La notte tra il 12 e il 13 agosto ritornano le Perseidi, uno degli sciami meteorici più noti e prolifici del cielo stellato.

Questo sciame meteorico è originato dai detriti della cometa 109P/ Swift-Tuttle. Quest’ultima, è una cometa periodica che fa parte della stessa famiglia della cometa di Halley, ha un periodo di circa 133 anni, e il suo ultimo perielio è avvenuto nel 1992, mentre il prossimo sarà nel 2126. Fu proprio grazie al perielio del 1862 che l’astronomo italiano Giovanni Schiaparelli scoprì l’associazione tra comete e sciami meteorici. Infatti, gli sciami meteorici accadono quando la Terra, nella sua orbita, incrocia i resti di polvere e roccia delle comete. I frammenti, entrando a gran velocità nella nostra atmosfera, vengono inceneriti dando origine alle stelle cadenti.

La posizione del radiante delle Perseidi.

Il radiante, cioè il punto di origine apparente dello sciame meteorico, si trova nella costellazione di Perseo, a nord-est, nelle vicinanze della costellazione di Cassiopea. Quest’anno l’osservazione sarà favorita dal fatto che la Luna sarà calante e sorgerà verso le due del mattino, dando quindi spazio all’osservazione in orario serale e comunque non guastando troppo la visione anche in seguito.

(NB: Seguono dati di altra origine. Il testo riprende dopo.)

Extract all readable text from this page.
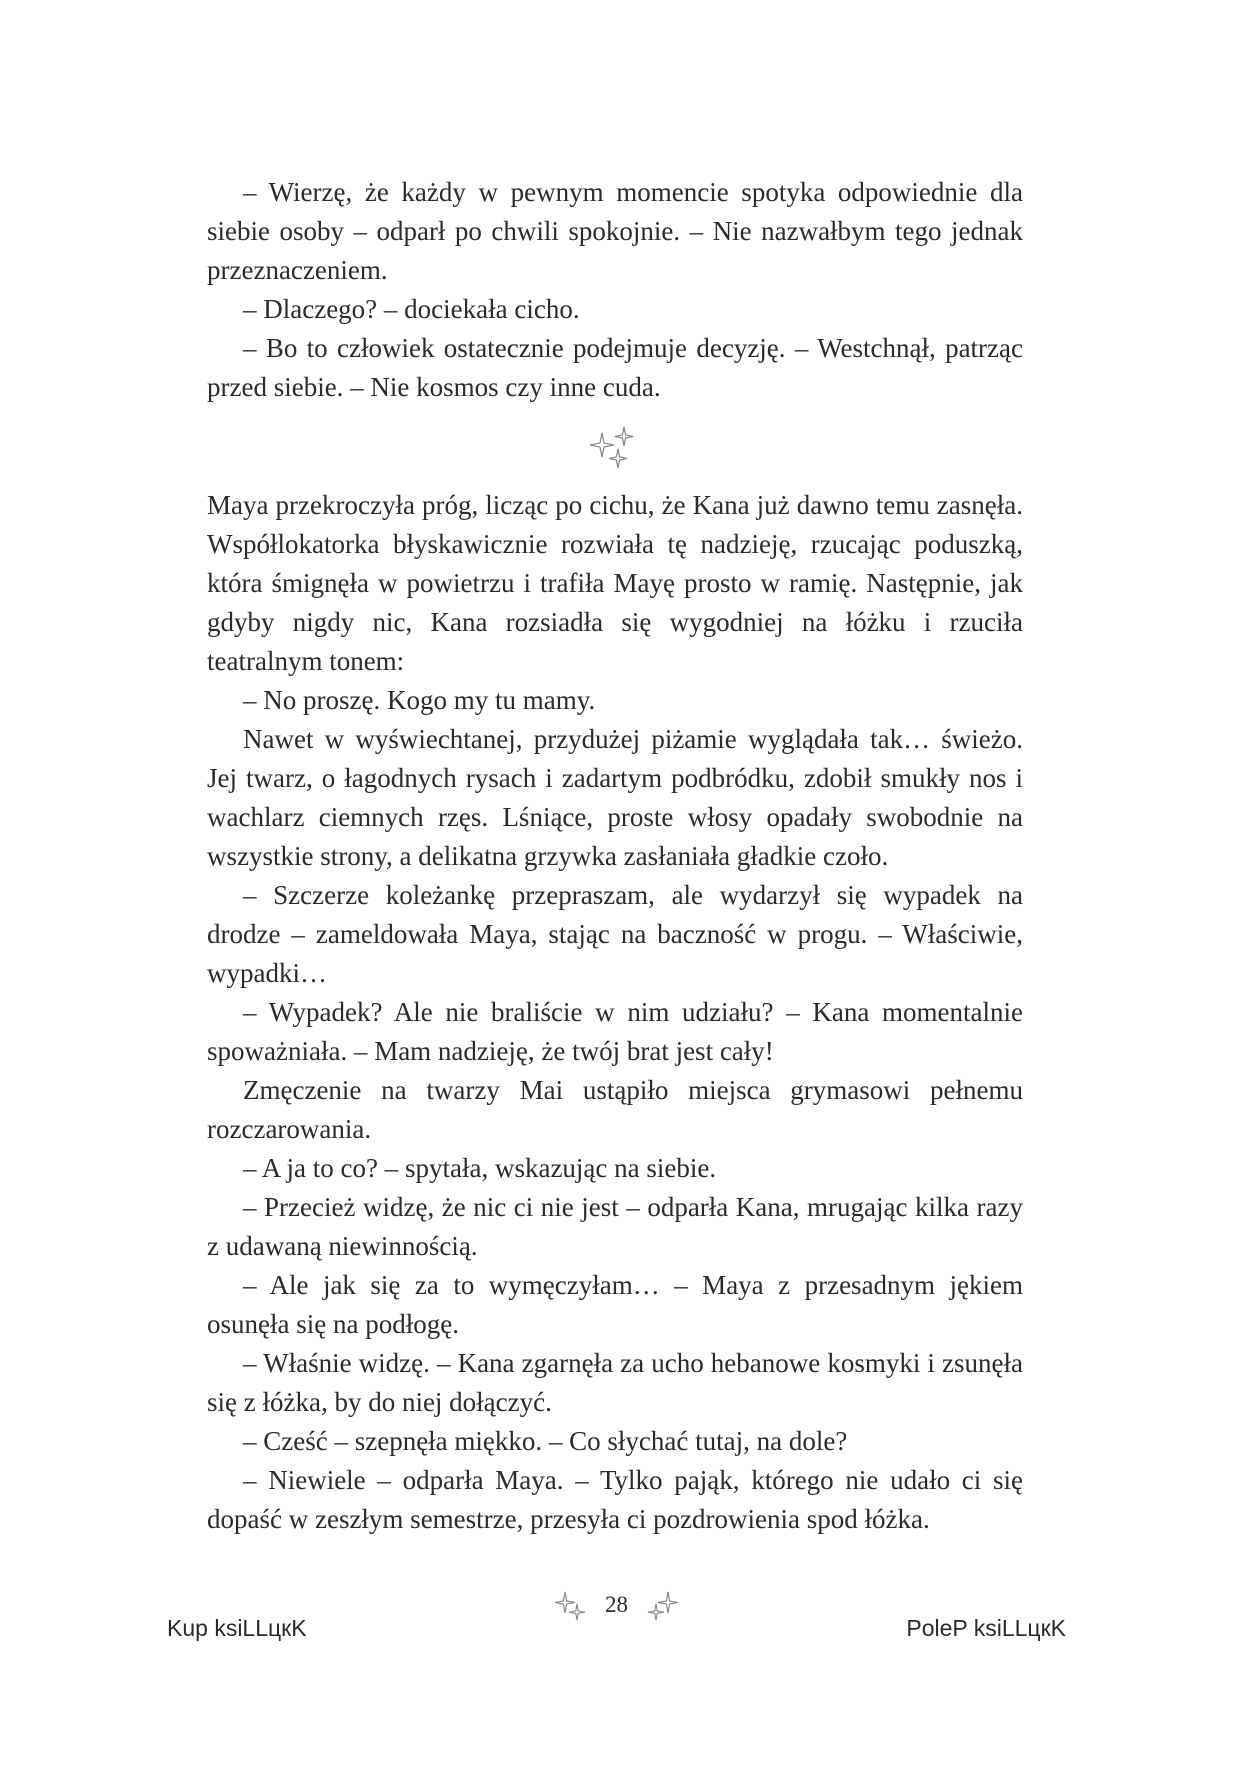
– Wierzę, że każdy w pewnym momencie spotyka odpowiednie dla siebie osoby – odparł po chwili spokojnie. – Nie nazwałbym tego jednak przeznaczeniem.

– Dlaczego? – dociekała cicho.

– Bo to człowiek ostatecznie podejmuje decyzję. – Westchnął, patrząc przed siebie. – Nie kosmos czy inne cuda.

Maya przekroczyła próg, licząc po cichu, że Kana już dawno temu zasnęła. Współlokatorka błyskawicznie rozwiała tę nadzieję, rzucając poduszką, która śmignęła w powietrzu i trafiła Mayę prosto w ramię. Następnie, jak gdyby nigdy nic, Kana rozsiadła się wygodniej na łóżku i rzuciła teatralnym tonem:

– No proszę. Kogo my tu mamy.

Nawet w wyświechtanej, przydużej piżamie wyglądała tak… świeżo. Jej twarz, o łagodnych rysach i zadartym podbródku, zdobił smukły nos i wachlarz ciemnych rzęs. Lśniące, proste włosy opadały swobodnie na wszystkie strony, a delikatna grzywka zasłaniała gładkie czoło.

– Szczerze koleżankę przepraszam, ale wydarzył się wypadek na drodze – zameldowała Maya, stając na baczność w progu. – Właściwie, wypadki…

– Wypadek? Ale nie braliście w nim udziału? – Kana momentalnie spoważniała. – Mam nadzieję, że twój brat jest cały!

Zmęczenie na twarzy Mai ustąpiło miejsca grymasowi pełnemu rozczarowania.

– A ja to co? – spytała, wskazując na siebie.

– Przecież widzę, że nic ci nie jest – odparła Kana, mrugając kilka razy z udawaną niewinnością.

– Ale jak się za to wymęczyłam… – Maya z przesadnym jękiem osunęła się na podłogę.

– Właśnie widzę. – Kana zgarnęła za ucho hebanowe kosmyki i zsunęła się z łóżka, by do niej dołączyć.

– Cześć – szepnęła miękko. – Co słychać tutaj, na dole?

– Niewiele – odparła Maya. – Tylko pająk, którego nie udało ci się dopaść w zeszłym semestrze, przesyła ci pozdrowienia spod łóżka.

28
Kup ksiLLцкK	PoleP ksiLLцкK
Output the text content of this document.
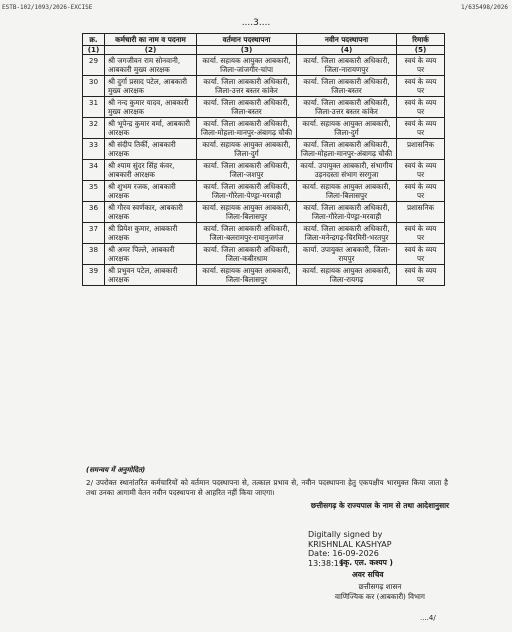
ESTB-102/1093/2026-EXCISE	1/635498/2026
....3....
क्र.	कर्मचारी का नाम व पदनाम	वर्तमान पदस्थापना	नवीन पदस्थापना	रिमार्क
(1)	(2)	(3)	(4)	(5)
29	श्री जगजीवन राम सोनवानी, आबकारी मुख्य आरक्षक	कार्या. सहायक आयुक्त आबकारी, जिला-जांजगीर-चांपा	कार्या. जिला आबकारी अधिकारी, जिला-नारायणपुर	स्वयं के व्यय पर
30	श्री दुर्गा प्रसाद पटेल, आबकारी मुख्य आरक्षक	कार्या. जिला आबकारी अधिकारी, जिला-उत्तर बस्तर कांकेर	कार्या. जिला आबकारी अधिकारी, जिला-बस्तर	स्वयं के व्यय पर
31	श्री नन्द कुमार यादव, आबकारी मुख्य आरक्षक	कार्या. जिला आबकारी अधिकारी, जिला-बस्तर	कार्या. जिला आबकारी अधिकारी, जिला-उत्तर बस्तर कांकेर	स्वयं के व्यय पर
32	श्री भूपेन्द्र कुमार वर्मा, आबकारी आरक्षक	कार्या. जिला आबकारी अधिकारी, जिला-मोहला-मानपुर-अंबागढ़ चौकी	कार्या. सहायक आयुक्त आबकारी, जिला-दुर्ग	स्वयं के व्यय पर
33	श्री संदीप तिर्की, आबकारी आरक्षक	कार्या. सहायक आयुक्त आबकारी, जिला-दुर्ग	कार्या. जिला आबकारी अधिकारी, जिला-मोहला-मानपुर-अंबागढ़ चौकी	प्रशासनिक
34	श्री श्याम सुंदर सिंह कंवर, आबकारी आरक्षक	कार्या. जिला आबकारी अधिकारी, जिला-जशपुर	कार्या. उपायुक्त आबकारी, संभागीय उड़नदस्ता संभाग सरगुजा	स्वयं के व्यय पर
35	श्री शुभम रजक, आबकारी आरक्षक	कार्या. जिला आबकारी अधिकारी, जिला-गौरेला-पेण्ड्रा-मरवाही	कार्या. सहायक आयुक्त आबकारी, जिला-बिलासपुर	स्वयं के व्यय पर
36	श्री गौरव स्वर्णकार, आबकारी आरक्षक	कार्या. सहायक आयुक्त आबकारी, जिला-बिलासपुर	कार्या. जिला आबकारी अधिकारी, जिला-गौरेला-पेण्ड्रा-मरवाही	प्रशासनिक
37	श्री प्रियेश कुमार, आबकारी आरक्षक	कार्या. जिला आबकारी अधिकारी, जिला-बलरामपुर-रामानुजगंज	कार्या. जिला आबकारी अधिकारी, जिला-मनेन्द्रगढ़-चिरमिरी-भरतपुर	स्वयं के व्यय पर
38	श्री अमर पिल्ले, आबकारी आरक्षक	कार्या. जिला आबकारी अधिकारी, जिला-कबीरधाम	कार्या. उपायुक्त आबकारी, जिला-रायपुर	स्वयं के व्यय पर
39	श्री प्रभुवन पटेल, आबकारी आरक्षक	कार्या. सहायक आयुक्त आबकारी, जिला-बिलासपुर	कार्या. सहायक आयुक्त आबकारी, जिला-रायगढ़	स्वयं के व्यय पर
(समन्वय में अनुमोदित)
2/ उपरोक्त स्थानांतरित कर्मचारियों को वर्तमान पदस्थापना से, तत्काल प्रभाव से, नवीन पदस्थापना हेतु एकपक्षीय भारमुक्त किया जाता है तथा उनका आगामी वेतन नवीन पदस्थापना से आहरित नहीं किया जाएगा।
छत्तीसगढ़ के राज्यपाल के नाम से तथा आदेशानुसार
Digitally signed by
KRISHNLAL KASHYAP
Date: 16-09-2026
13:38:19
(कृ. एल. कश्यप )
अवर सचिव
छत्तीसगढ़ शासन
वाणिज्यिक कर (आबकारी) विभाग
....4/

L’osservazione va effettuata rigorosamente ad occhio nudo, mentre per fotografarle, un cavalletto e una macchina fotografica di tipo reflex saranno più che sufficienti. Puntante l’obiettivo, meglio un grandangolare, verso la costellazione di Perseo e fate delle pose da 30 a 60 secondi ciascuna. Ci sono ottime possibilità che le stelle cadenti facciano capolino nelle vostre fotografie!

Non perdetevi inoltre, questa volta con i binocolo o il telescopio, i giganti gassosi, Giove e Saturno, nel cielo a sud.